В этот момент на дорогу вылезло шестеро каких-то оборвышей. Одежда на них была драная и страшно грязная, рожи заросли бородами, а оружие, что они держали в руках, хорошим и надежным нельзя было назвать даже с большой натяжкой. Старые иззубренные бердыши, ржавые глевии, один крестьянский топор с рассохшейся рукояткой и два арбалета, тетива которых вот-вот должна была порваться от ветхости. Смердело от людей так, что, даже находясь от них на расстоянии в десять ярдов, хотелось убраться как можно дальше.
— Что это за чучела? — Мариуш остановил лошадь, разглядывая незнакомцев с некоторой толикой брезгливости.
— Коней и кошельки давайте, милсдари. Или, сталбыть, прибьем вас.

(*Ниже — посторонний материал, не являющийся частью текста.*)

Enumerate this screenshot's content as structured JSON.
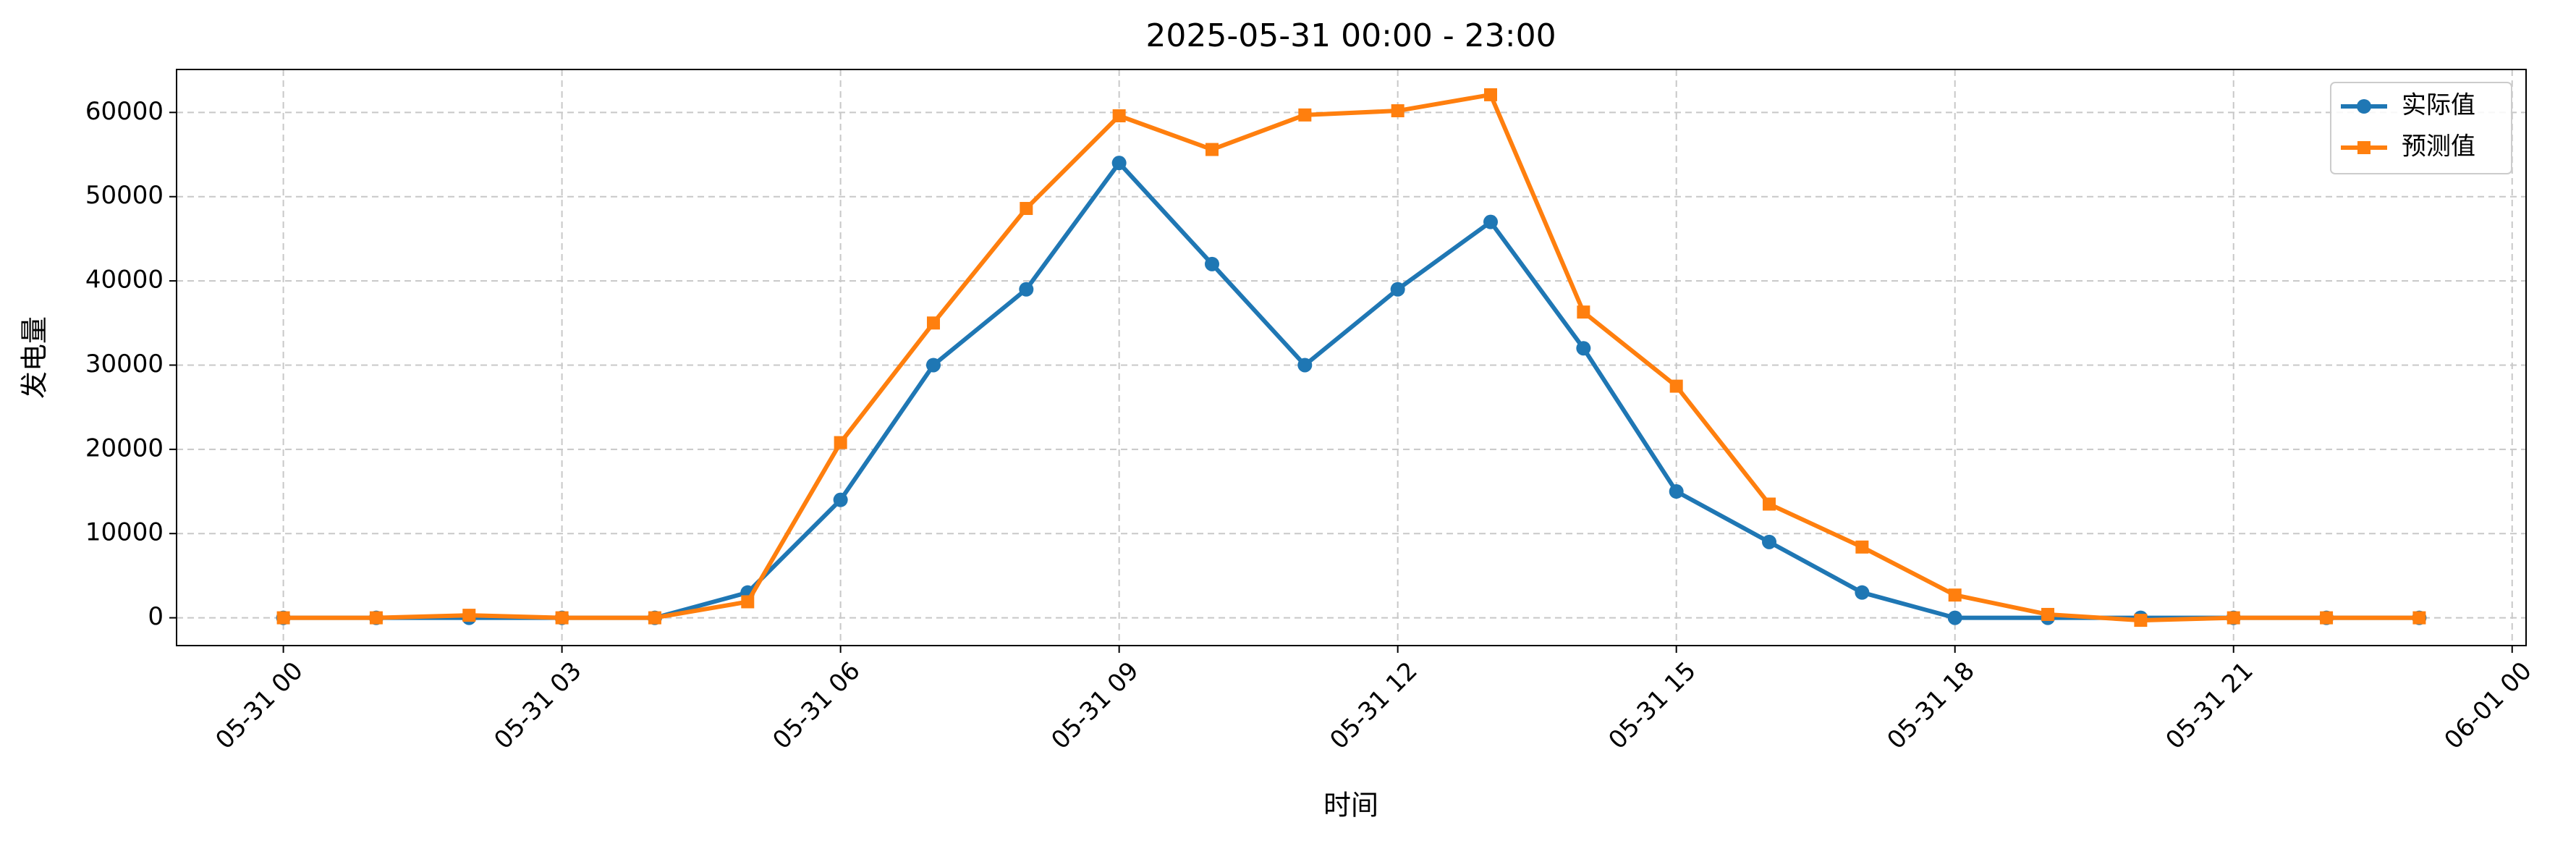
{
  "chart_data": {
    "type": "line",
    "title": "2025-05-31 00:00 - 23:00",
    "x_label": "时间",
    "y_label": "发电量",
    "x": [
      0,
      1,
      2,
      3,
      4,
      5,
      6,
      7,
      8,
      9,
      10,
      11,
      12,
      13,
      14,
      15,
      16,
      17,
      18,
      19,
      20,
      21,
      22,
      23
    ],
    "series": [
      {
        "name": "实际值",
        "color": "#1f77b4",
        "marker": "circle",
        "values": [
          0,
          0,
          0,
          0,
          0,
          3000,
          14000,
          30000,
          39000,
          54000,
          42000,
          30000,
          39000,
          47000,
          32000,
          15000,
          9000,
          3000,
          0,
          0,
          0,
          0,
          0,
          0
        ]
      },
      {
        "name": "预测值",
        "color": "#ff7f0e",
        "marker": "square",
        "values": [
          0,
          0,
          300,
          0,
          0,
          1900,
          20800,
          35000,
          48600,
          59600,
          55600,
          59700,
          60200,
          62100,
          36300,
          27500,
          13500,
          8400,
          2700,
          400,
          -300,
          0,
          0,
          0
        ]
      }
    ],
    "xlim": [
      -1.15,
      24.15
    ],
    "xticks": [
      {
        "value": 0,
        "label": "05-31 00"
      },
      {
        "value": 3,
        "label": "05-31 03"
      },
      {
        "value": 6,
        "label": "05-31 06"
      },
      {
        "value": 9,
        "label": "05-31 09"
      },
      {
        "value": 12,
        "label": "05-31 12"
      },
      {
        "value": 15,
        "label": "05-31 15"
      },
      {
        "value": 18,
        "label": "05-31 18"
      },
      {
        "value": 21,
        "label": "05-31 21"
      },
      {
        "value": 24,
        "label": "06-01 00"
      }
    ],
    "ylim": [
      -3300,
      65100
    ],
    "yticks": [
      0,
      10000,
      20000,
      30000,
      40000,
      50000,
      60000
    ],
    "grid": true,
    "legend": "upper right"
  }
}
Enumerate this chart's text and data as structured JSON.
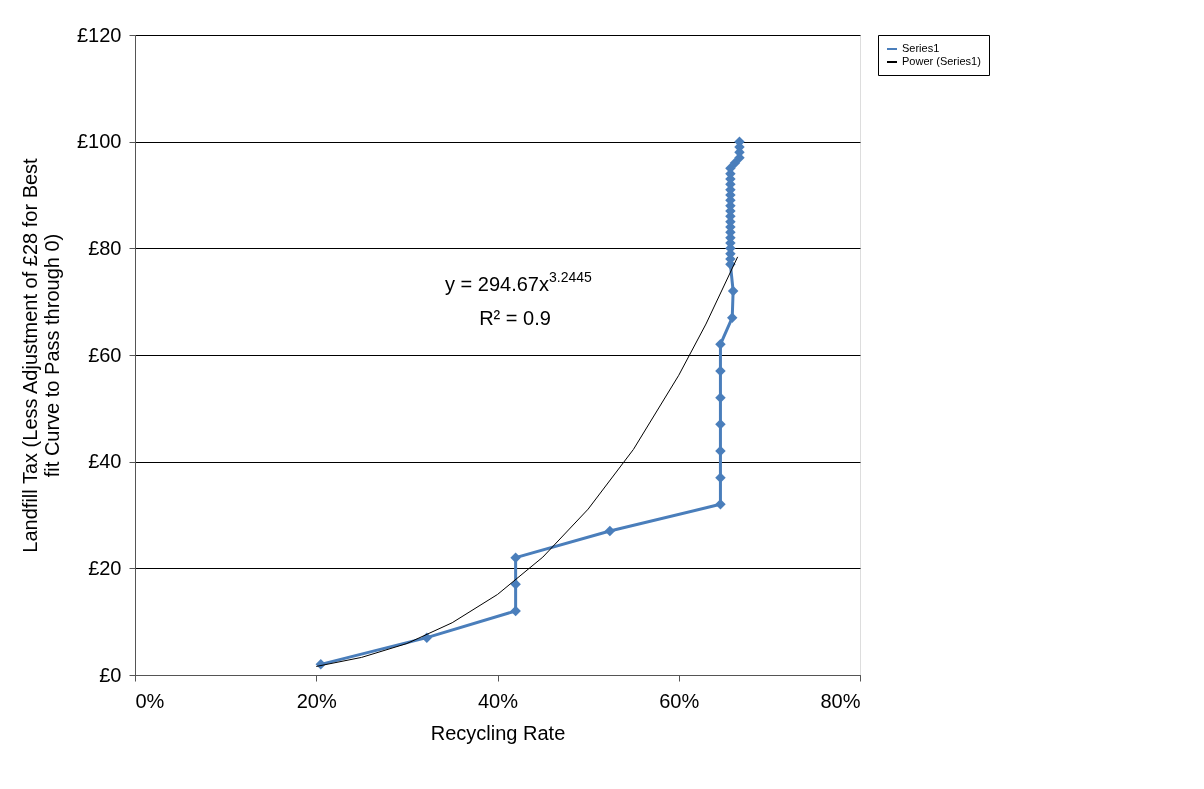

Без жалости, — сказал самый грязный из оборвышей.
Они отчего-то напомнили мне тех придурков, которые пытались отобрать у меня коня в заснеженном лесу за пару дней до того, как я попал в руки маркграфа Валентина.
— Вот это поворот. — Брови Радека поползли вверх. — Больные на голову…
— Проваливайте, — дружелюбно предложил им золотоволосый хусар. — Я сегодня добрый и голытьбу не трогаю.
Надо думать, он просто не хотел подъезжать к ним и вдыхать те ароматы, что уже и так витали над дорогой.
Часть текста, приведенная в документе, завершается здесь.